In what weird parallel universe would Americans vote for abortion on demand, affirmative action, forced busing, licensing of gun owners and a ban on the death penalty? Whatever dangers lurk in a self-governing democracy, the American people have never, ever passed a law that led to the murder of 30 million unborn children.

Judges are not our dictators. The only reason the nation defers to rulings of the Supreme Court is the very Constitution the justices choose to ignore. At what point has the court made itself so ridiculous that we ignore it? What if the Supreme Court finds a constitutional right to cannibalism? How about fascism? Does the nation respond by passing a constitutional amendment clearly articulating that there is no right to cannibalism or fascism in the Constitution?

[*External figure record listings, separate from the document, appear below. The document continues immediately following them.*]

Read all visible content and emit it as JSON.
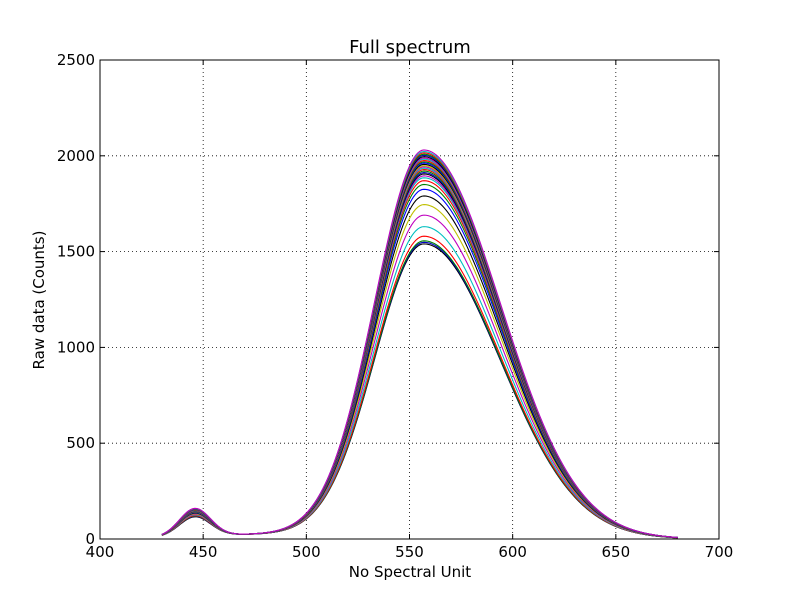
{
  "chart_data": {
    "type": "line",
    "title": "Full spectrum",
    "xlabel": "No Spectral Unit",
    "ylabel": "Raw data (Counts)",
    "xlim": [
      400,
      700
    ],
    "ylim": [
      0,
      2500
    ],
    "xticks": [
      "400",
      "450",
      "500",
      "550",
      "600",
      "650",
      "700"
    ],
    "yticks": [
      "0",
      "500",
      "1000",
      "1500",
      "2000",
      "2500"
    ],
    "grid": true,
    "legend": "none",
    "x_range": [
      430,
      680
    ],
    "peak_center": 557,
    "colors": [
      "#000000",
      "#0000bf",
      "#008000",
      "#ff0000",
      "#00bfbf",
      "#bf00bf",
      "#bfbf00",
      "#000000",
      "#0000ff",
      "#008000",
      "#ff0000",
      "#00bfbf",
      "#bf00bf"
    ],
    "series_peak_values": [
      1540,
      1548,
      1556,
      1580,
      1630,
      1690,
      1745,
      1790,
      1825,
      1850,
      1870,
      1885,
      1895,
      1905,
      1912,
      1920,
      1928,
      1935,
      1942,
      1948,
      1955,
      1962,
      1968,
      1975,
      1982,
      1988,
      1995,
      2002,
      2008,
      2015,
      2022,
      2030
    ],
    "series_blue_peak_values": [
      100,
      102,
      104,
      106,
      110,
      113,
      116,
      119,
      121,
      123,
      125,
      126,
      127,
      128,
      129,
      130,
      131,
      132,
      133,
      134,
      135,
      136,
      137,
      137,
      138,
      139,
      140,
      140,
      141,
      142,
      143,
      144
    ]
  }
}
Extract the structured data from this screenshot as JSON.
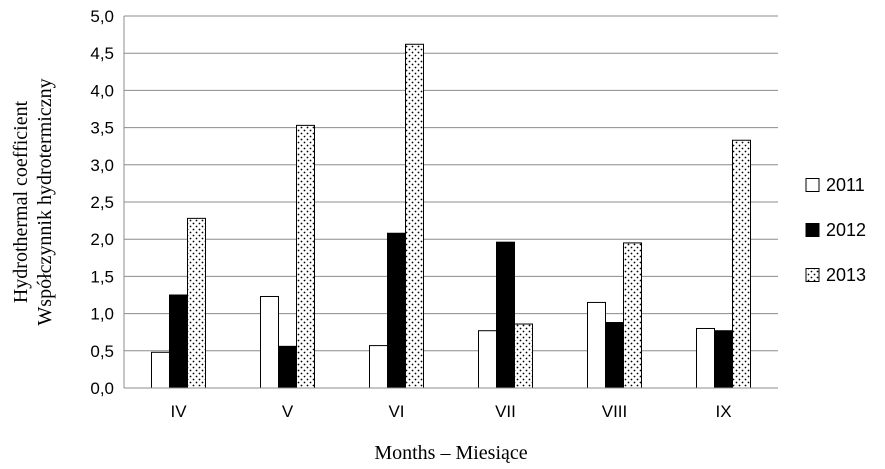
{
  "chart_data": {
    "type": "bar",
    "title": "",
    "xlabel": "Months – Miesiące",
    "ylabel_lines": [
      "Hydrothermal coefficient",
      "Współczynnik hydrotermiczny"
    ],
    "categories": [
      "IV",
      "V",
      "VI",
      "VII",
      "VIII",
      "IX"
    ],
    "ylim": [
      0,
      5
    ],
    "yticks": [
      "0,0",
      "0,5",
      "1,0",
      "1,5",
      "2,0",
      "2,5",
      "3,0",
      "3,5",
      "4,0",
      "4,5",
      "5,0"
    ],
    "grid": true,
    "legend_position": "right",
    "series": [
      {
        "name": "2011",
        "style": "white",
        "values": [
          0.48,
          1.23,
          0.57,
          0.77,
          1.15,
          0.8
        ]
      },
      {
        "name": "2012",
        "style": "black",
        "values": [
          1.25,
          0.56,
          2.08,
          1.96,
          0.88,
          0.77
        ]
      },
      {
        "name": "2013",
        "style": "dotted",
        "values": [
          2.28,
          3.53,
          4.62,
          0.86,
          1.95,
          3.33
        ]
      }
    ]
  }
}
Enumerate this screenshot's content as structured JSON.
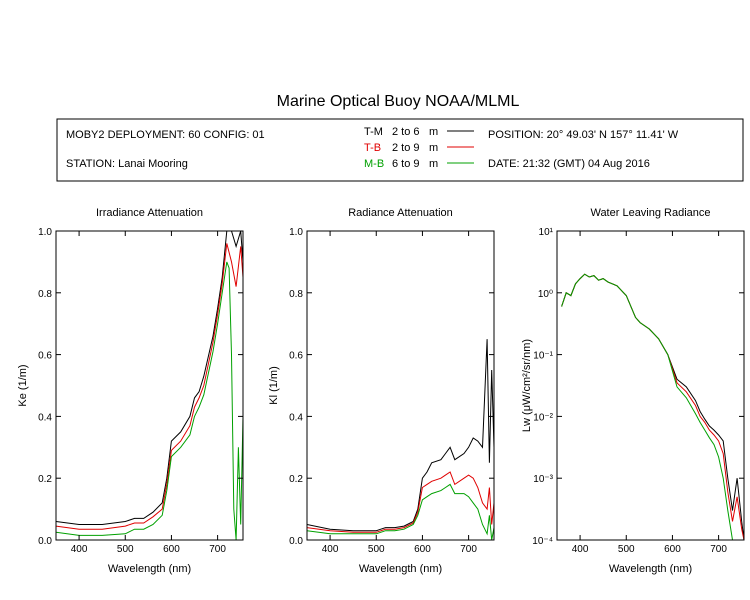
{
  "title": "Marine Optical Buoy NOAA/MLML",
  "header": {
    "deployment": "MOBY2 DEPLOYMENT: 60 CONFIG: 01",
    "station": "STATION: Lanai Mooring",
    "position": "POSITION: 20° 49.03' N   157° 11.41' W",
    "date": "DATE: 21:32 (GMT) 04 Aug 2016",
    "legend": [
      {
        "code": "T-M",
        "range": "2 to 6",
        "unit": "m",
        "color": "#000000"
      },
      {
        "code": "T-B",
        "range": "2 to 9",
        "unit": "m",
        "color": "#e00000"
      },
      {
        "code": "M-B",
        "range": "6 to 9",
        "unit": "m",
        "color": "#00a000"
      }
    ]
  },
  "chart_data": [
    {
      "type": "line",
      "title": "Irradiance Attenuation",
      "xlabel": "Wavelength (nm)",
      "ylabel": "Ke  (1/m)",
      "xlim": [
        350,
        755
      ],
      "ylim": [
        0,
        1
      ],
      "xticks": [
        "400",
        "500",
        "600",
        "700"
      ],
      "yticks": [
        "0.0",
        "0.2",
        "0.4",
        "0.6",
        "0.8",
        "1.0"
      ],
      "series": [
        {
          "name": "T-M",
          "color": "#000000",
          "x": [
            350,
            400,
            450,
            500,
            520,
            540,
            560,
            580,
            590,
            600,
            620,
            640,
            650,
            660,
            670,
            690,
            700,
            710,
            720,
            730,
            740,
            750,
            755
          ],
          "y": [
            0.06,
            0.05,
            0.05,
            0.06,
            0.07,
            0.07,
            0.09,
            0.12,
            0.2,
            0.32,
            0.35,
            0.4,
            0.46,
            0.48,
            0.53,
            0.66,
            0.75,
            0.85,
            1.0,
            1.0,
            0.95,
            1.0,
            0.9
          ]
        },
        {
          "name": "T-B",
          "color": "#e00000",
          "x": [
            350,
            400,
            450,
            500,
            520,
            540,
            560,
            580,
            590,
            600,
            620,
            640,
            650,
            660,
            670,
            690,
            700,
            710,
            720,
            730,
            740,
            750,
            755
          ],
          "y": [
            0.045,
            0.035,
            0.035,
            0.045,
            0.055,
            0.055,
            0.075,
            0.1,
            0.18,
            0.29,
            0.32,
            0.37,
            0.43,
            0.46,
            0.5,
            0.64,
            0.73,
            0.83,
            0.96,
            0.9,
            0.82,
            0.95,
            0.85
          ]
        },
        {
          "name": "M-B",
          "color": "#00a000",
          "x": [
            350,
            400,
            450,
            500,
            520,
            540,
            560,
            580,
            590,
            600,
            620,
            640,
            650,
            660,
            670,
            690,
            700,
            710,
            720,
            725,
            730,
            735,
            740,
            745,
            750,
            755
          ],
          "y": [
            0.025,
            0.015,
            0.015,
            0.02,
            0.035,
            0.035,
            0.05,
            0.08,
            0.16,
            0.27,
            0.3,
            0.34,
            0.4,
            0.43,
            0.47,
            0.61,
            0.7,
            0.8,
            0.9,
            0.88,
            0.6,
            0.1,
            0.0,
            0.3,
            0.05,
            0.4
          ]
        }
      ]
    },
    {
      "type": "line",
      "title": "Radiance Attenuation",
      "xlabel": "Wavelength (nm)",
      "ylabel": "Kl  (1/m)",
      "xlim": [
        350,
        755
      ],
      "ylim": [
        0,
        1
      ],
      "xticks": [
        "400",
        "500",
        "600",
        "700"
      ],
      "yticks": [
        "0.0",
        "0.2",
        "0.4",
        "0.6",
        "0.8",
        "1.0"
      ],
      "series": [
        {
          "name": "T-M",
          "color": "#000000",
          "x": [
            350,
            400,
            450,
            500,
            520,
            540,
            560,
            580,
            590,
            600,
            610,
            620,
            640,
            650,
            660,
            670,
            690,
            700,
            710,
            720,
            730,
            740,
            745,
            750,
            755
          ],
          "y": [
            0.05,
            0.035,
            0.03,
            0.03,
            0.04,
            0.04,
            0.045,
            0.06,
            0.1,
            0.2,
            0.22,
            0.25,
            0.26,
            0.28,
            0.3,
            0.26,
            0.28,
            0.3,
            0.33,
            0.32,
            0.3,
            0.65,
            0.25,
            0.55,
            0.3
          ]
        },
        {
          "name": "T-B",
          "color": "#e00000",
          "x": [
            350,
            400,
            450,
            500,
            520,
            540,
            560,
            580,
            590,
            600,
            610,
            620,
            640,
            650,
            660,
            670,
            690,
            700,
            710,
            720,
            730,
            740,
            745,
            750,
            755
          ],
          "y": [
            0.04,
            0.03,
            0.025,
            0.025,
            0.035,
            0.035,
            0.04,
            0.055,
            0.09,
            0.17,
            0.18,
            0.19,
            0.2,
            0.21,
            0.22,
            0.18,
            0.2,
            0.21,
            0.2,
            0.17,
            0.12,
            0.1,
            0.17,
            0.05,
            0.12
          ]
        },
        {
          "name": "M-B",
          "color": "#00a000",
          "x": [
            350,
            400,
            450,
            500,
            520,
            540,
            560,
            580,
            590,
            600,
            610,
            620,
            640,
            650,
            660,
            670,
            690,
            700,
            710,
            720,
            730,
            740,
            745,
            750,
            755
          ],
          "y": [
            0.03,
            0.02,
            0.02,
            0.02,
            0.03,
            0.03,
            0.035,
            0.05,
            0.08,
            0.13,
            0.14,
            0.15,
            0.16,
            0.17,
            0.18,
            0.15,
            0.15,
            0.14,
            0.12,
            0.1,
            0.05,
            0.02,
            0.08,
            0.0,
            0.04
          ]
        }
      ]
    },
    {
      "type": "line",
      "title": "Water Leaving Radiance",
      "xlabel": "Wavelength (nm)",
      "ylabel": "Lw  (μW/cm²/sr/nm)",
      "xlim": [
        350,
        755
      ],
      "ylim": [
        0.0001,
        10
      ],
      "yscale": "log",
      "xticks": [
        "400",
        "500",
        "600",
        "700"
      ],
      "yticks": [
        "10¹",
        "10⁰",
        "10⁻¹",
        "10⁻²",
        "10⁻³",
        "10⁻⁴"
      ],
      "series": [
        {
          "name": "T-M",
          "color": "#000000",
          "x": [
            360,
            370,
            380,
            390,
            400,
            410,
            420,
            430,
            440,
            450,
            460,
            480,
            500,
            520,
            530,
            550,
            570,
            590,
            610,
            630,
            650,
            660,
            670,
            680,
            690,
            700,
            710,
            720,
            730,
            740,
            750,
            755
          ],
          "y": [
            0.6,
            1.0,
            0.9,
            1.4,
            1.7,
            2.0,
            1.8,
            1.9,
            1.6,
            1.7,
            1.5,
            1.3,
            0.9,
            0.4,
            0.33,
            0.26,
            0.18,
            0.1,
            0.04,
            0.03,
            0.018,
            0.012,
            0.009,
            0.007,
            0.006,
            0.005,
            0.004,
            0.001,
            0.0003,
            0.001,
            0.0002,
            0.0001
          ]
        },
        {
          "name": "T-B",
          "color": "#e00000",
          "x": [
            360,
            370,
            380,
            390,
            400,
            410,
            420,
            430,
            440,
            450,
            460,
            480,
            500,
            520,
            530,
            550,
            570,
            590,
            610,
            630,
            650,
            660,
            670,
            680,
            690,
            700,
            710,
            720,
            730,
            740,
            750,
            755
          ],
          "y": [
            0.6,
            1.0,
            0.9,
            1.4,
            1.7,
            2.0,
            1.8,
            1.9,
            1.6,
            1.7,
            1.5,
            1.3,
            0.9,
            0.4,
            0.33,
            0.26,
            0.18,
            0.1,
            0.035,
            0.025,
            0.015,
            0.01,
            0.008,
            0.006,
            0.005,
            0.004,
            0.0025,
            0.0006,
            0.0002,
            0.0005,
            0.00015,
            0.0001
          ]
        },
        {
          "name": "M-B",
          "color": "#00a000",
          "x": [
            360,
            370,
            380,
            390,
            400,
            410,
            420,
            430,
            440,
            450,
            460,
            480,
            500,
            520,
            530,
            550,
            570,
            590,
            610,
            630,
            650,
            660,
            670,
            680,
            690,
            700,
            710,
            720,
            730,
            740,
            750
          ],
          "y": [
            0.6,
            1.0,
            0.9,
            1.4,
            1.7,
            2.0,
            1.8,
            1.9,
            1.6,
            1.7,
            1.5,
            1.3,
            0.9,
            0.4,
            0.33,
            0.26,
            0.18,
            0.1,
            0.03,
            0.02,
            0.011,
            0.008,
            0.006,
            0.0045,
            0.0035,
            0.0022,
            0.001,
            0.0003,
            0.0001,
            0.0001,
            0.0001
          ]
        }
      ]
    }
  ]
}
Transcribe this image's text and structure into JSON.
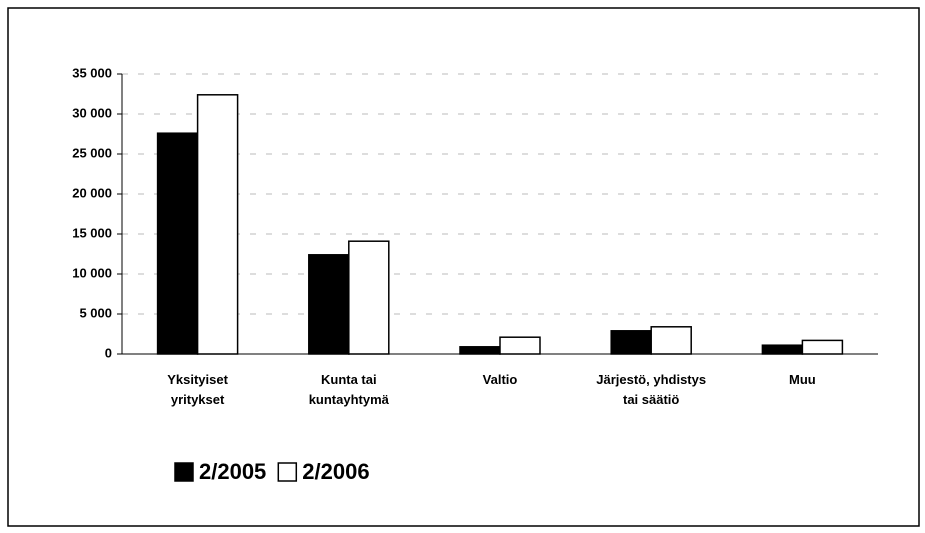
{
  "chart_data": {
    "type": "bar",
    "categories": [
      "Yksityiset yritykset",
      "Kunta tai kuntayhtymä",
      "Valtio",
      "Järjestö, yhdistys tai säätiö",
      "Muu"
    ],
    "series": [
      {
        "name": "2/2005",
        "color": "#000000",
        "values": [
          27600,
          12400,
          900,
          2900,
          1100
        ]
      },
      {
        "name": "2/2006",
        "color": "#ffffff",
        "values": [
          32400,
          14100,
          2100,
          3400,
          1700
        ]
      }
    ],
    "ylim": [
      0,
      35000
    ],
    "yticks": [
      0,
      {
        "value": 5000,
        "label": "5 000"
      },
      {
        "value": 10000,
        "label": "10 000"
      },
      {
        "value": 15000,
        "label": "15 000"
      },
      {
        "value": 20000,
        "label": "20 000"
      },
      {
        "value": 25000,
        "label": "25 000"
      },
      {
        "value": 30000,
        "label": "30 000"
      },
      {
        "value": 35000,
        "label": "35 000"
      }
    ],
    "grid": true
  }
}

Is there nothing five justices on the Supreme Court could proclaim that would finally lead a president to say: I refuse to pretend this is a legitimate ruling. Either the answer is no, and we are already living under a judicial dictatorship, or the answer is yes, and-as Churchill said-we’re just bickering over the price.

It would be nice to return to our federalist system of government with three equal branches of government and 50 states, but one branch refuses to live within that system. How about taking our chances with a President and the Congress? Two branches are better than one.

There may be practical difficulties with the President and the states ignoring the court’s abortion rulings-though there’s nothing unlawful about following the Constitution and I for one would love to see it. But there is absolutely no excuse for the Massachusetts legislature’s jumping when Massachusetts Supreme Court Chief Justice Margaret Marshall says “jump.”

Marshall, immigrant and wife of New York Times columnist Anthony Lewis, has recently proclaimed a right to gay marriage for all of Massachusetts. She has further demanded that the legislature rewrite the law in accordance with her wishes. One imagines Marshall leaping off the boat at Ellis Island and announcing: “I know just what this country needs! Anthony! Stop defending Pol Pot for five minutes and get me on a court!”

Granted, one can imagine how a woman married to the likes of Anthony Lewis might long for the sanctuary of a same-sex union. But that’s no reason to foist it on Massachusetts.

Ms. Marshall has as much right to proclaim a right to gay marriage from the Massachusetts Supreme Court as I do to proclaim it from my column. The Massachusetts legislature ought to ignore the court’s frivolous ruling-and cut the justices’ salaries if they try it again.